Yea I've ridden a freeboard. Its weird at first the main thing that took alot of getting used to is the center wheel As your trying to transition for a moment you are on three wheels. Its takes alot of getting used to but once you do they are a blast.


----------



## Guest (Nov 10, 2008)

No, the toe cap type of strap is for more precision. It does not sound like you are doing this at all. Remember, toe caps are new within the last 4ish years. We have snowboarded just fine without them.


----------



## Celt943 (Sep 22, 2007)

Snowolf said:


> I agree, the type of toe strap makes very little difference.
> 
> Toe side turning problems are the result of incorrect movement concepts. In most cases the rider is counter rotating their upper body when they are trying to turn to the toe side. In other words the upper body is facing too much down hill. You need to bring that front shoulder over the top of the board and keep it there. To initiate the toe side turn, all that is needed is to apply pressure to the toe edge of the board, starting with the front foot, followed by the rear foot. Flex the ankle joint to begin this process. If you are pushing down with the toes, there should`nt be any pressure on the toe strap anyway.
> 
> ...


Sno,

I know this is asking a lot, but if you get a chance do you think you could make a quick video demoing the above technique?
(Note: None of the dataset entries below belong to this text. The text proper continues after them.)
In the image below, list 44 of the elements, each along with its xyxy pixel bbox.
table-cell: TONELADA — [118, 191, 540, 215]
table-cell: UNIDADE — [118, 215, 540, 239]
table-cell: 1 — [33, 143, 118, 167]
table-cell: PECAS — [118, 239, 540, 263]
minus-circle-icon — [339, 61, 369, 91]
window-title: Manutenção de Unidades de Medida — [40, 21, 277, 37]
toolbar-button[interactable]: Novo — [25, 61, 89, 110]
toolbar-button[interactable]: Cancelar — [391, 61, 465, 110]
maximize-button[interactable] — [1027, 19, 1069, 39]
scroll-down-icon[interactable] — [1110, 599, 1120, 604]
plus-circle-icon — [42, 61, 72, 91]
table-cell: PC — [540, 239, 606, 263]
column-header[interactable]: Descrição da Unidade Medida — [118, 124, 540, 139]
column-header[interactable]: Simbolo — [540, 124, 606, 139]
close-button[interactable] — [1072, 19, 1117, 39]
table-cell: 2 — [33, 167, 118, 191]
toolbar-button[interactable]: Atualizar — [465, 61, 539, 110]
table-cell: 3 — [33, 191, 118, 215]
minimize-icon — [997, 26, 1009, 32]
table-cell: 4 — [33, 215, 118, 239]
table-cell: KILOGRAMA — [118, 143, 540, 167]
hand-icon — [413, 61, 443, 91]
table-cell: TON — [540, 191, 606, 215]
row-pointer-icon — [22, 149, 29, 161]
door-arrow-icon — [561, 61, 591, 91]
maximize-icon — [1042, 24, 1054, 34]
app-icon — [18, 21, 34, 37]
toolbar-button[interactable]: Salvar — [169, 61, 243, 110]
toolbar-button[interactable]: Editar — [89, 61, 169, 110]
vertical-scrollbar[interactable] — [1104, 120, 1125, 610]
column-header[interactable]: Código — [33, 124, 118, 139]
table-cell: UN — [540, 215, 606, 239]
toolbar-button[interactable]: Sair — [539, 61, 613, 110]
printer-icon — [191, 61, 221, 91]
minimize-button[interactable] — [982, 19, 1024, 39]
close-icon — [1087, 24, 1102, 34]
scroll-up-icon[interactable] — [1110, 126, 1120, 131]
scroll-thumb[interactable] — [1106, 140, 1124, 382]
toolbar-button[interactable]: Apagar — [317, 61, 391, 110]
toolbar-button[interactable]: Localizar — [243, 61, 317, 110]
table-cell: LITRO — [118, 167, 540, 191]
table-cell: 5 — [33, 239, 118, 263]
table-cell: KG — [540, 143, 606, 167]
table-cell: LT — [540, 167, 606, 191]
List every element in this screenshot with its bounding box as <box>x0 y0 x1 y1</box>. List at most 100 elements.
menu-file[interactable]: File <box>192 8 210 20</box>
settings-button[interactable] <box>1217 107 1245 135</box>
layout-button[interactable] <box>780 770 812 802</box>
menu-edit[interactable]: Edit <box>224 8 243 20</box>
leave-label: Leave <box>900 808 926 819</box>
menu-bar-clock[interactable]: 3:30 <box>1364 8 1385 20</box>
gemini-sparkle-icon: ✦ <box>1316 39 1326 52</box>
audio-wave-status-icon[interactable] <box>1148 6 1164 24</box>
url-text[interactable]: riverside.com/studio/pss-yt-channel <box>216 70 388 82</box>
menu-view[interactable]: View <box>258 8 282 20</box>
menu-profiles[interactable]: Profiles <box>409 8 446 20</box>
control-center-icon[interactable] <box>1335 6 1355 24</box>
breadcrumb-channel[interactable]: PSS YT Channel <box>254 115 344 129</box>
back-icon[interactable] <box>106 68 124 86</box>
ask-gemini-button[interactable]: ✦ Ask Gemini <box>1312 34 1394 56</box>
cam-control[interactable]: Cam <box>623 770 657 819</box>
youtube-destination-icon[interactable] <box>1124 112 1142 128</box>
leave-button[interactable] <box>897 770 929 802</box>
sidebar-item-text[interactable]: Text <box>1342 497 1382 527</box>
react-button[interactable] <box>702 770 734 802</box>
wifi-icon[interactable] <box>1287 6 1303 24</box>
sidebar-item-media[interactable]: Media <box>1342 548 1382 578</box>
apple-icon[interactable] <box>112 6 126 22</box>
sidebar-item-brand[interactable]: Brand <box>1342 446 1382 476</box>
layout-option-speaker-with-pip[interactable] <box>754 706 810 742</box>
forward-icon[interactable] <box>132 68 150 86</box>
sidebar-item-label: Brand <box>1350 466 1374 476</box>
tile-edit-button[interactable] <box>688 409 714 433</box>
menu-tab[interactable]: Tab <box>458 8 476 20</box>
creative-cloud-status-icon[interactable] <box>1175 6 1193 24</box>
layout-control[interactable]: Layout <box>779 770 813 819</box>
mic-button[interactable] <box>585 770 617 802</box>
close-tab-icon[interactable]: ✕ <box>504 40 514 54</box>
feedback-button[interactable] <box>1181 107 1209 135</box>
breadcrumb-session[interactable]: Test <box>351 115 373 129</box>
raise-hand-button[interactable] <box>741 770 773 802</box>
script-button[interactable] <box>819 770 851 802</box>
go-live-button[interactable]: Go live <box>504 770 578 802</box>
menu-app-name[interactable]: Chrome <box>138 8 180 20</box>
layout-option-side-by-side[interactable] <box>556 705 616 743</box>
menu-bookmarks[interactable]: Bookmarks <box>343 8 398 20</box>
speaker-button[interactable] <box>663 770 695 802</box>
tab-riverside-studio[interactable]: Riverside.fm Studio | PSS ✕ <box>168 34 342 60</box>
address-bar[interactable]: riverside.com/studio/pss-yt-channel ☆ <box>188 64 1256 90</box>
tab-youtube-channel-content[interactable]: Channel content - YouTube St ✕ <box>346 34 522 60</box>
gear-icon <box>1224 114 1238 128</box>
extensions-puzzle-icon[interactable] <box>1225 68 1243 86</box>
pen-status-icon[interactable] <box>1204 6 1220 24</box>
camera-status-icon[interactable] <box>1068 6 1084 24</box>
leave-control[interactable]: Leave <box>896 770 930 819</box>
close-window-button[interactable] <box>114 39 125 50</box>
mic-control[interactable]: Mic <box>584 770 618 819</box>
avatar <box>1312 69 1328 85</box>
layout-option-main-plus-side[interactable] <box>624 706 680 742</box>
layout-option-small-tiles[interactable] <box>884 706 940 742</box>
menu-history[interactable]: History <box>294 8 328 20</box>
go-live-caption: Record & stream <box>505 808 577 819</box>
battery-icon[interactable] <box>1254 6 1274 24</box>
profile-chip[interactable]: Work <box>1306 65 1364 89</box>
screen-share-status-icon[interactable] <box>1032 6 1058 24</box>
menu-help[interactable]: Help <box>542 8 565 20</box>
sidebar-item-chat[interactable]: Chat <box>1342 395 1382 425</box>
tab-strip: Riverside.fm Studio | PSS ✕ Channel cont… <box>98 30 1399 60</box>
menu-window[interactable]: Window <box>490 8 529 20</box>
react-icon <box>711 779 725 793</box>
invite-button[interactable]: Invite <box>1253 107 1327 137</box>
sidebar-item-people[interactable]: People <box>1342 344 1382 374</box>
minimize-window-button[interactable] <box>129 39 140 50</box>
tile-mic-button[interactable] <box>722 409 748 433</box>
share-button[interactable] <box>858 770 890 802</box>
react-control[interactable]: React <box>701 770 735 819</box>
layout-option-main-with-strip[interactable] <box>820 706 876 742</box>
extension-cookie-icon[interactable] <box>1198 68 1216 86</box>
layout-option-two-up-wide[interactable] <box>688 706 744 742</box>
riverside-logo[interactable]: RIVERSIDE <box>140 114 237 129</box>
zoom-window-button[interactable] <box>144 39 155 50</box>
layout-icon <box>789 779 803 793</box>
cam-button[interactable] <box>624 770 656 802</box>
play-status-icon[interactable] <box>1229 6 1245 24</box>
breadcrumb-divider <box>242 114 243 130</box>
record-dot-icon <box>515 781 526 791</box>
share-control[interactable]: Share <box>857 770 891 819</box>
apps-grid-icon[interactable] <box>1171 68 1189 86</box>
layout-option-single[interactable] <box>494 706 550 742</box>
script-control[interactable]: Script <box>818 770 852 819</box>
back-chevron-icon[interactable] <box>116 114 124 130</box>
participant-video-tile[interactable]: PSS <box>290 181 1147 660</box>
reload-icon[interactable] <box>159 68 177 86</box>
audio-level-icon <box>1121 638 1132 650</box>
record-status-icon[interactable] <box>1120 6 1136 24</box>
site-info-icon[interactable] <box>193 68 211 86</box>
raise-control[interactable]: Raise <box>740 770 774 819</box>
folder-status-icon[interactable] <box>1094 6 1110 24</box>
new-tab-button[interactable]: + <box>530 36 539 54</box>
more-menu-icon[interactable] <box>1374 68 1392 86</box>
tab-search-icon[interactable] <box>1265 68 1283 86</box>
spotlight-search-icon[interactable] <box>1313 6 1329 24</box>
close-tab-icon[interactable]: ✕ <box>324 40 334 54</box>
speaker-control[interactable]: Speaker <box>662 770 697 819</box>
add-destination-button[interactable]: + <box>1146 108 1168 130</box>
I kinda understand it, but I tend to learn visually, that's why your waxing videos were so great. Thanks for all the advice you freely share.


----------



## Celt943 (Sep 22, 2007)

Snowolf, Thanks. The vids are great but I think the problem I'm having visualizing the transition into the turn is when u start the turn, your supposed to start coming up with your front font while maintaining pressure on the heal edge with the rear foot right? So I guess what I can't visualize is how you thrust your hips forward while maintaining pressure on the rear leg....


----------



## Celt943 (Sep 22, 2007)

As always, you have a way of explaining things in a clear concise way that really clears things up. Thanks again.


----------



## Guest (Nov 14, 2008)

Check out this website Snowboard J-Turns -- SnowProfessor.com it has video of everything you are looking for. Great resourse!!


----------